Invece, Massimiliano Kolbe, andava fortissimo. Non ha vinto il Nobel solo perché la sua “equazione della santità” non è roba per secchioni. Non tutti possono capirla pur conoscendo leggi o teoremi vari perché c’è una incognita che sfugge alle regole razionali e deterministiche e ti porta a risultati inaspettati, inspiegabili, illogici. Nemmeno i suoi ragazzi del catechismo la colsero subito, la prima volta che il frate la teorizzò a un incontro: v=V Due variabili. Nessun sistema per ricavarle. Perché non c’è niente da cui possiamo razionalmente dedurre il perché quelle due lettere debbano coincidere. Non c’è niente che spieghi la felicità e persino la libertà che secondo noi è tutto un “fare come ci pare” in barba alle regole (anche quelle matematiche).

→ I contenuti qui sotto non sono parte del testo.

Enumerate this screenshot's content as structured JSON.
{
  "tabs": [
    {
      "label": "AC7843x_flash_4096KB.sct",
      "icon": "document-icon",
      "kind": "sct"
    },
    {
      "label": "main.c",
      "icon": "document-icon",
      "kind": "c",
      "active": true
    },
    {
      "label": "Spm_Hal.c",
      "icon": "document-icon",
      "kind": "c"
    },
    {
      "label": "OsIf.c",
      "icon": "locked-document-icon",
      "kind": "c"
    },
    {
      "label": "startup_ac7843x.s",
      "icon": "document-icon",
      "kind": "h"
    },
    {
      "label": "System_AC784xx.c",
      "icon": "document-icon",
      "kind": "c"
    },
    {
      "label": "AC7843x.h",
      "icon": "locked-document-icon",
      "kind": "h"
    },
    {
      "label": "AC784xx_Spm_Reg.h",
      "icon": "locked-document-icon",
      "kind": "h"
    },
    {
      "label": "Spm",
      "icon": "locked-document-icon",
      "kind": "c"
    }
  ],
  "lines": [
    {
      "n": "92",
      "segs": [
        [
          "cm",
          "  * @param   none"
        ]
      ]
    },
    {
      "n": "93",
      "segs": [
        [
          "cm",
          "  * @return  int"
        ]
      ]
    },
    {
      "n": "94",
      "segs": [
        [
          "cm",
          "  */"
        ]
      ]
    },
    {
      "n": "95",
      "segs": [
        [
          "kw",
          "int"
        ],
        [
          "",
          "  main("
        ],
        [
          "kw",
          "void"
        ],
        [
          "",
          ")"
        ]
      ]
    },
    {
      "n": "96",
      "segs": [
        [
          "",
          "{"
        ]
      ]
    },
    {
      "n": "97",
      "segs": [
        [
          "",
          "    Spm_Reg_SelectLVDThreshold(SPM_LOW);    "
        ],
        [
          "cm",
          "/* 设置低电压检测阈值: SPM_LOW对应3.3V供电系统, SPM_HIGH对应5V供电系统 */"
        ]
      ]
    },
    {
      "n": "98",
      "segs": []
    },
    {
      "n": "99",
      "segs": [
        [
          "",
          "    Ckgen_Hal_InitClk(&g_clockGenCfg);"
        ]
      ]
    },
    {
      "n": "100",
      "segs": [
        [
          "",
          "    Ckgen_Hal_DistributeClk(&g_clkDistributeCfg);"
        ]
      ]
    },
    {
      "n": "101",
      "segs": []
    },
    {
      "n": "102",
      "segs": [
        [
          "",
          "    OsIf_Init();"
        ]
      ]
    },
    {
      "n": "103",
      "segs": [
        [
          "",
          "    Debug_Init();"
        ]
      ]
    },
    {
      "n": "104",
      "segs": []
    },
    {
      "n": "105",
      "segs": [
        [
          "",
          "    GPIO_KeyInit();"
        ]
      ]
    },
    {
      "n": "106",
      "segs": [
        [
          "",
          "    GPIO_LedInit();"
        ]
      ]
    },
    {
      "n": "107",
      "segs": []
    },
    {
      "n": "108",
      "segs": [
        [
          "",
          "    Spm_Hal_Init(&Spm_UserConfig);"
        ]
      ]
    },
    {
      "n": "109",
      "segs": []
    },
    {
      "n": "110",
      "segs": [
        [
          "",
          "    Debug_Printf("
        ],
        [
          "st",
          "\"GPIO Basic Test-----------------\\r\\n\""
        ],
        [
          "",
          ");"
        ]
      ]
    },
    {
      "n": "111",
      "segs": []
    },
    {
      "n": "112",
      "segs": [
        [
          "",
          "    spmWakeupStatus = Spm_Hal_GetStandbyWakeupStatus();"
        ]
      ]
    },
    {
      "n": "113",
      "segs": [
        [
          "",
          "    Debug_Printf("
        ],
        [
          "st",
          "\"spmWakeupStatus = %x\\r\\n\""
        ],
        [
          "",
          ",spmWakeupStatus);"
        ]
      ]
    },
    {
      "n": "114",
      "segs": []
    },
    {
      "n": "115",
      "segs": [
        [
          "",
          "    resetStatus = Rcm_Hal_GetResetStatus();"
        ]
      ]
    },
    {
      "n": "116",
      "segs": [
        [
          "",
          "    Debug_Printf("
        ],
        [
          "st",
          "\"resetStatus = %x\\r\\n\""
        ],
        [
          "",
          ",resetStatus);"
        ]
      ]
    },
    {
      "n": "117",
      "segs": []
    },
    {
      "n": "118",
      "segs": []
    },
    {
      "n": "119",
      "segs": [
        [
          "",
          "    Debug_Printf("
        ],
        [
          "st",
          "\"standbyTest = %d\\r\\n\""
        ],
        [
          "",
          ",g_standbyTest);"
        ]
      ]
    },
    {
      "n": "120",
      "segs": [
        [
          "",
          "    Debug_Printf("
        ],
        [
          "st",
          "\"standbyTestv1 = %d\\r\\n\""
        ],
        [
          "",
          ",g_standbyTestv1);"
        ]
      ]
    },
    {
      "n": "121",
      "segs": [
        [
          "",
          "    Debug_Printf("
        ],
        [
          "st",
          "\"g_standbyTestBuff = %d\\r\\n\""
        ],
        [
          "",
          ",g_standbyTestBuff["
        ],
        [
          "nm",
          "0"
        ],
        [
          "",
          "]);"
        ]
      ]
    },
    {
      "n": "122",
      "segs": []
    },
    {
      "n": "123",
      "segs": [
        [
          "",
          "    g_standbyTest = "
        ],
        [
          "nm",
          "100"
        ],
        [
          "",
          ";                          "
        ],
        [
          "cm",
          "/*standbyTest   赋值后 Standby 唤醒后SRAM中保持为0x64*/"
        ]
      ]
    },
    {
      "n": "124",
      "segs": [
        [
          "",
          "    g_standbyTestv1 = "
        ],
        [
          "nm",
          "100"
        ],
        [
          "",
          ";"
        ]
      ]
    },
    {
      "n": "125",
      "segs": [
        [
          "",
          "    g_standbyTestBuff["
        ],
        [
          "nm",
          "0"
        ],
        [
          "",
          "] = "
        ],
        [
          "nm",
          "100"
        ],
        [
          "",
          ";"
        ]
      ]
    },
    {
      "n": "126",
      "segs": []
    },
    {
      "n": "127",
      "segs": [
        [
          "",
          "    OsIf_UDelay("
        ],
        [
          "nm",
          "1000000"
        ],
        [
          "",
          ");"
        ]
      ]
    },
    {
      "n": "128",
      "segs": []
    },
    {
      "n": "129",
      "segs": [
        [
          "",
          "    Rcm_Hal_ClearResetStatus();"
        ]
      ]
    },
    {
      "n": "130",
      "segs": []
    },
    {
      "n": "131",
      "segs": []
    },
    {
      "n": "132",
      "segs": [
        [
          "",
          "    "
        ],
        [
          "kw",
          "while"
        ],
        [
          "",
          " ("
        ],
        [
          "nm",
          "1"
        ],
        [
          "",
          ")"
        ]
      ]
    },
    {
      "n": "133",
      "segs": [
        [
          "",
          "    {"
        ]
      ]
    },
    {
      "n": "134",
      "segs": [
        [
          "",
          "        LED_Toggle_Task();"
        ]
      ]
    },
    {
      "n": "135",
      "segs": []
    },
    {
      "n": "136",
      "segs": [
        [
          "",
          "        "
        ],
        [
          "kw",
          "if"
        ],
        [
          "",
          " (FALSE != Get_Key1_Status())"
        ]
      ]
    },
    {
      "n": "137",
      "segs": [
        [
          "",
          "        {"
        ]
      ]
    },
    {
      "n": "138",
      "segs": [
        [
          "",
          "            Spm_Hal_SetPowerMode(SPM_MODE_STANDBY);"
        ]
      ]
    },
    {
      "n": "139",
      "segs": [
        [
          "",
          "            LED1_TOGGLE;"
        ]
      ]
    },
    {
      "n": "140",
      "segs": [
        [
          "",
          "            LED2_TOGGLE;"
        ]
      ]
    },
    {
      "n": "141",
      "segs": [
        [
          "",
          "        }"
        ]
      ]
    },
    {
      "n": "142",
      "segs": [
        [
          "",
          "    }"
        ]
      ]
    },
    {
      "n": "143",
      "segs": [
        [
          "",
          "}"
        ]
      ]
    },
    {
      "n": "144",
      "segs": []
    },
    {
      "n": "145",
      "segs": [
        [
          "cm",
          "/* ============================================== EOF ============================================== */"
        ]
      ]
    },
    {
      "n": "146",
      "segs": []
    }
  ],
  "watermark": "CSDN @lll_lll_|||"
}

Kolbe, col suo gesto di dono gratuito scardina la nostra idea di libertà che insegue il nostro piacere e tornaconto.
Scardina le regole di un regime che vedeva le persone come numeri tutti uguali, mentre per lui, erano tutti allo stesso modo meritevoli di amore e salvezza. È stato facile per le guardie naziste accettare lo scambio col padre di famiglia: uno vale l’altro. 16670: un altro numero, che cancella la persona. È stato altrettanto facile per Kolbe farsi avanti? Non credo. Eppure la soluzione era in quel bunker numero 14, il bunker della fame. Nessuno si spiega perché Kolbe abbia scelto uno sconosciuto. Nessuno capisce perché da quel bunker non si sentano urla strazianti, ma preghiere silenziose. Nessuno razionalmente comprende perché quel frate resti in vita così tanto tempo. Nessun algoritmo avrebbe mai portato a quelle ultime parole di Massimiliano:
“L’odio non serve a nulla. Solo l’amore crea”.
Ha applicato la sua strana matematica fino alla fine, all’ultima “Ave Maria”. Basta sostituire un numero e l’equazione dell’odio non torna più, nel campo di Auschwitz. Solo una equazione porta sempre: v=V. La mia volontà, sia la tua Volontà. Kolbe ci ha creduto fino alla morte. In ogni bunker, in ogni giornata, in ogni storia. L’unica equazione che porta sempre e che ci porta sempre alla santità, perché si fonda su una variabile apparentemente impazzita: quella dell’amore.